We are a dropshipper, however we have an indepth knowledge of the product. We even have uses and recomendations regarding a product that the manufactuer or distributer does not have.
We handle all the functions of customer service. The only thing we don't do is ship the product.
The reason we did this, is that it reduced the cost for the customer, reduce the chance of a backorder, and speed up the delivery time. It does not make sense for the distributer to ship the product to us, so we can turn around and ship it to the customer.
I belive that Full Service Business (without the shipping department) is the wave of the future.
We don't tell the customer that we drop ship, because its part of our internal business model. We don't consider it deceitful, as it has no impact on our customer, and we don't want to give away to much information to the competition.
The customer wants excellent customer service, knowledge about the product, and fast delivery. They don't care who actually ships the product.
A dropshipper that provides no or poor customer service, should be considered an affiliate.
If a DMOZ editor is unsure, if to add a dropshipper, they should call up the toll free customer service number, and see how knowlegeable the staff are. This will quickly tell if the dropshipper is worthy of a listing in DMOZ.
But I don't see a fundamental difference between "something one does with one's own hands" (as I described it) and "people picking up phones and answering questions" (as you described "customer service." The question is merely: does the website authoritatively describe the unique service that the business does with its own (hired) hands?
Generally ODP editors are website reviewers, not commercial fraud investigators. If the website describes an actual company, the USUAL presumption (unless some evidence suggests otherwise) is that the company exists and the description is accurate: our description of the website is that it describes the company's goods and services -- we don't warrant that the goods are useful, or even that the goods and services are as described.
It's important to always keep the WebmasterWorld - DMOZ dialogue in context.

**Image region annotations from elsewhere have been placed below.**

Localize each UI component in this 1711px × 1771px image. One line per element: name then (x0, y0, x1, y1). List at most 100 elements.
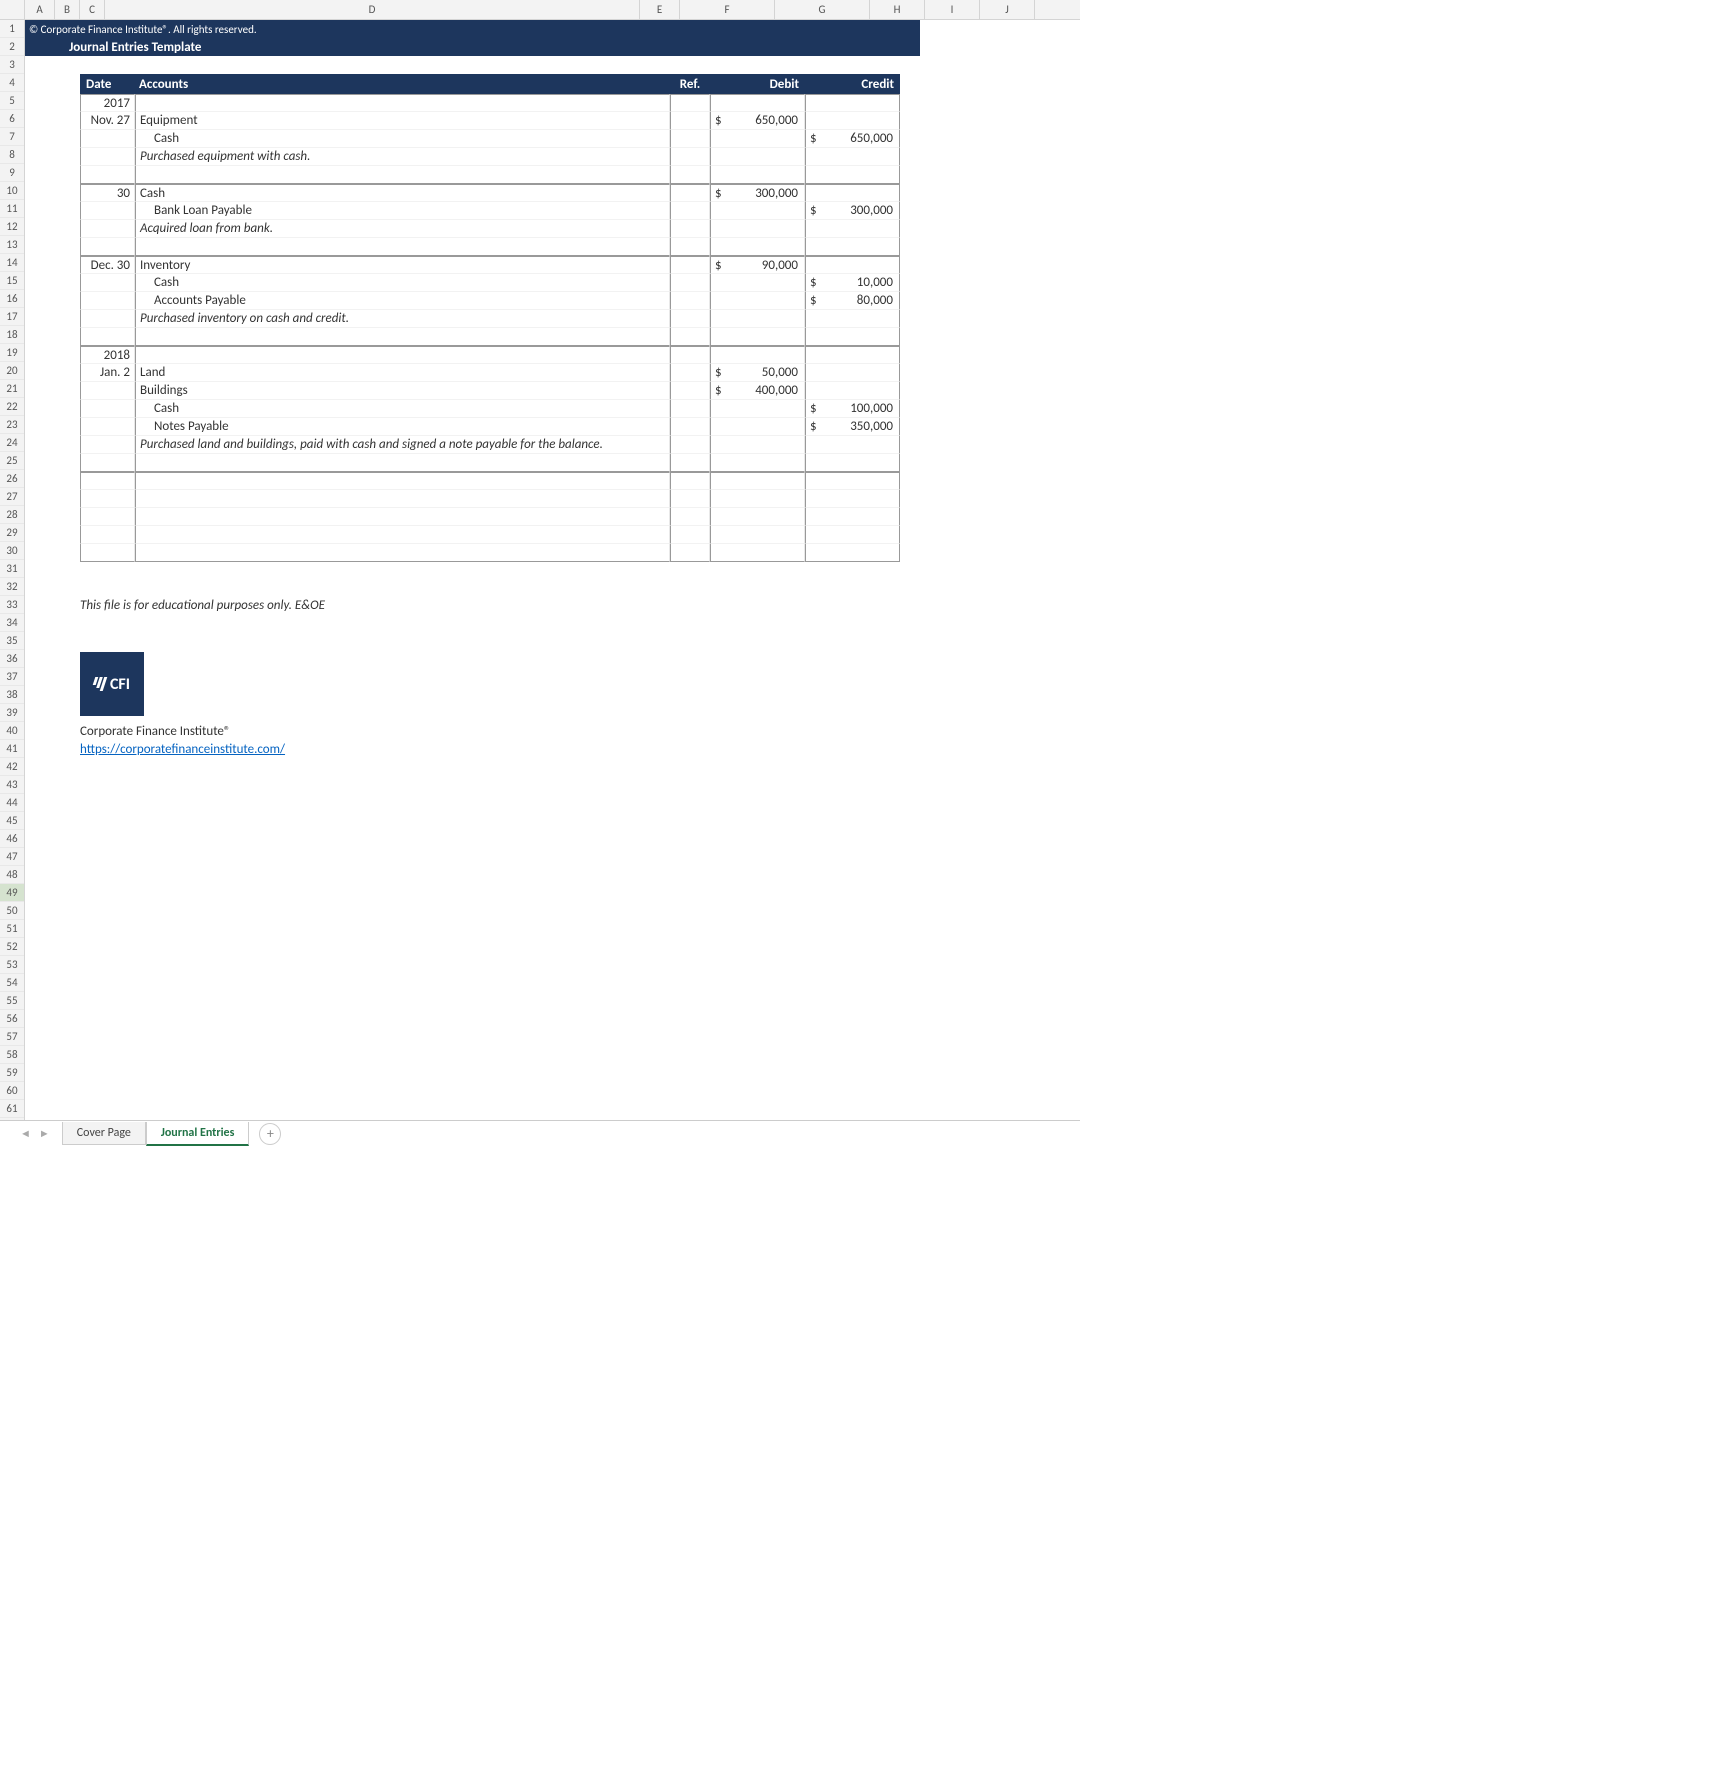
col-header-a[interactable]: A (25, 0, 55, 19)
date-cell[interactable] (80, 166, 135, 184)
prev-sheet-icon[interactable]: ◄ (20, 1127, 31, 1140)
date-cell[interactable] (80, 418, 135, 436)
row-header[interactable]: 18 (0, 326, 24, 344)
account-cell[interactable] (135, 490, 670, 508)
debit-cell[interactable] (710, 202, 805, 220)
row-header[interactable]: 52 (0, 938, 24, 956)
debit-cell[interactable]: $650,000 (710, 112, 805, 130)
credit-cell[interactable]: $10,000 (805, 274, 900, 292)
col-header-c[interactable]: C (80, 0, 105, 19)
account-cell[interactable]: Cash (135, 184, 670, 202)
credit-cell[interactable] (805, 310, 900, 328)
row-header[interactable]: 46 (0, 830, 24, 848)
account-cell[interactable] (135, 166, 670, 184)
date-cell[interactable] (80, 292, 135, 310)
ref-cell[interactable] (670, 418, 710, 436)
row-header[interactable]: 47 (0, 848, 24, 866)
credit-cell[interactable] (805, 364, 900, 382)
credit-cell[interactable] (805, 382, 900, 400)
debit-cell[interactable] (710, 472, 805, 490)
debit-cell[interactable] (710, 274, 805, 292)
row-header[interactable]: 2 (0, 38, 24, 56)
col-header-g[interactable]: G (775, 0, 870, 19)
next-sheet-icon[interactable]: ► (39, 1127, 50, 1140)
account-cell[interactable] (135, 508, 670, 526)
col-header-d[interactable]: D (105, 0, 640, 19)
row-header[interactable]: 4 (0, 74, 24, 92)
row-header[interactable]: 19 (0, 344, 24, 362)
credit-cell[interactable] (805, 148, 900, 166)
ref-cell[interactable] (670, 166, 710, 184)
debit-cell[interactable] (710, 544, 805, 562)
row-header[interactable]: 38 (0, 686, 24, 704)
date-cell[interactable] (80, 202, 135, 220)
ref-cell[interactable] (670, 454, 710, 472)
date-cell[interactable] (80, 508, 135, 526)
account-cell[interactable]: Cash (135, 130, 670, 148)
account-cell[interactable] (135, 94, 670, 112)
debit-cell[interactable] (710, 526, 805, 544)
account-cell[interactable]: Cash (135, 400, 670, 418)
ref-cell[interactable] (670, 544, 710, 562)
credit-cell[interactable] (805, 166, 900, 184)
row-header[interactable]: 30 (0, 542, 24, 560)
row-header[interactable]: 39 (0, 704, 24, 722)
col-header-i[interactable]: I (925, 0, 980, 19)
row-header[interactable]: 60 (0, 1082, 24, 1100)
debit-cell[interactable] (710, 400, 805, 418)
credit-cell[interactable]: $100,000 (805, 400, 900, 418)
debit-cell[interactable] (710, 130, 805, 148)
ref-cell[interactable] (670, 508, 710, 526)
ref-cell[interactable] (670, 274, 710, 292)
account-cell[interactable]: Notes Payable (135, 418, 670, 436)
credit-cell[interactable] (805, 490, 900, 508)
date-cell[interactable] (80, 238, 135, 256)
ref-cell[interactable] (670, 112, 710, 130)
row-header[interactable]: 42 (0, 758, 24, 776)
debit-cell[interactable] (710, 490, 805, 508)
debit-cell[interactable] (710, 454, 805, 472)
row-header[interactable]: 5 (0, 92, 24, 110)
ref-cell[interactable] (670, 490, 710, 508)
ref-cell[interactable] (670, 364, 710, 382)
ref-cell[interactable] (670, 292, 710, 310)
ref-cell[interactable] (670, 436, 710, 454)
row-header[interactable]: 22 (0, 398, 24, 416)
ref-cell[interactable] (670, 472, 710, 490)
row-header[interactable]: 32 (0, 578, 24, 596)
col-header-f[interactable]: F (680, 0, 775, 19)
debit-cell[interactable] (710, 418, 805, 436)
row-header[interactable]: 37 (0, 668, 24, 686)
row-header[interactable]: 16 (0, 290, 24, 308)
debit-cell[interactable]: $50,000 (710, 364, 805, 382)
ref-cell[interactable] (670, 184, 710, 202)
ref-cell[interactable] (670, 130, 710, 148)
debit-cell[interactable] (710, 220, 805, 238)
date-cell[interactable]: Jan. 2 (80, 364, 135, 382)
row-header[interactable]: 31 (0, 560, 24, 578)
row-header[interactable]: 29 (0, 524, 24, 542)
ref-cell[interactable] (670, 94, 710, 112)
credit-cell[interactable]: $650,000 (805, 130, 900, 148)
date-cell[interactable]: 2018 (80, 346, 135, 364)
row-header[interactable]: 11 (0, 200, 24, 218)
row-header[interactable]: 8 (0, 146, 24, 164)
row-header[interactable]: 24 (0, 434, 24, 452)
date-cell[interactable]: Dec. 30 (80, 256, 135, 274)
date-cell[interactable] (80, 310, 135, 328)
ref-cell[interactable] (670, 256, 710, 274)
row-header[interactable]: 49 (0, 884, 24, 902)
row-header[interactable]: 3 (0, 56, 24, 74)
date-cell[interactable] (80, 274, 135, 292)
ref-cell[interactable] (670, 148, 710, 166)
date-cell[interactable]: 2017 (80, 94, 135, 112)
credit-cell[interactable] (805, 238, 900, 256)
credit-cell[interactable] (805, 94, 900, 112)
row-header[interactable]: 26 (0, 470, 24, 488)
debit-cell[interactable] (710, 328, 805, 346)
credit-cell[interactable] (805, 220, 900, 238)
row-header[interactable]: 23 (0, 416, 24, 434)
row-header[interactable]: 33 (0, 596, 24, 614)
account-cell[interactable]: Accounts Payable (135, 292, 670, 310)
date-cell[interactable] (80, 130, 135, 148)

When a WebmasterWorld member who is a DMOZ editor chooses to volunteer their time to respond to another WebmasterWorld member's questions the DMOZ/WebmasterWorld member does so as a personal act, not as a spokesperson for DMOZ. In my view, as moderator, debates about DMOZ policy ought to take place within whatever system DMOZ offers for engaging in policy discussions.
It's also my view that the insights or guidance are offered here by WebmasterWorld members who are also DMOZ editors is a gift of their time and insights, a gift in the sense that the sharing and dialogue only happens by virtue of the "local editor's" willingness to take the time to help WebmasterWorld members. So, keeping that in mind, please don't take out any frustrations with DMOZ "at large" on our local folks, the one's who are nice enough to answer questions thoughtfully. If you don't get answers here where then where will you get thoughtful answers?
Respect, keeping your question asking "in context" (respecting the limits of the dialogue) and appreciation will hopefully keep them coming back to offer their insights.
Again, this comment isn't directed to the members already participating in this thread. They're doing a good job of sticking to the issues.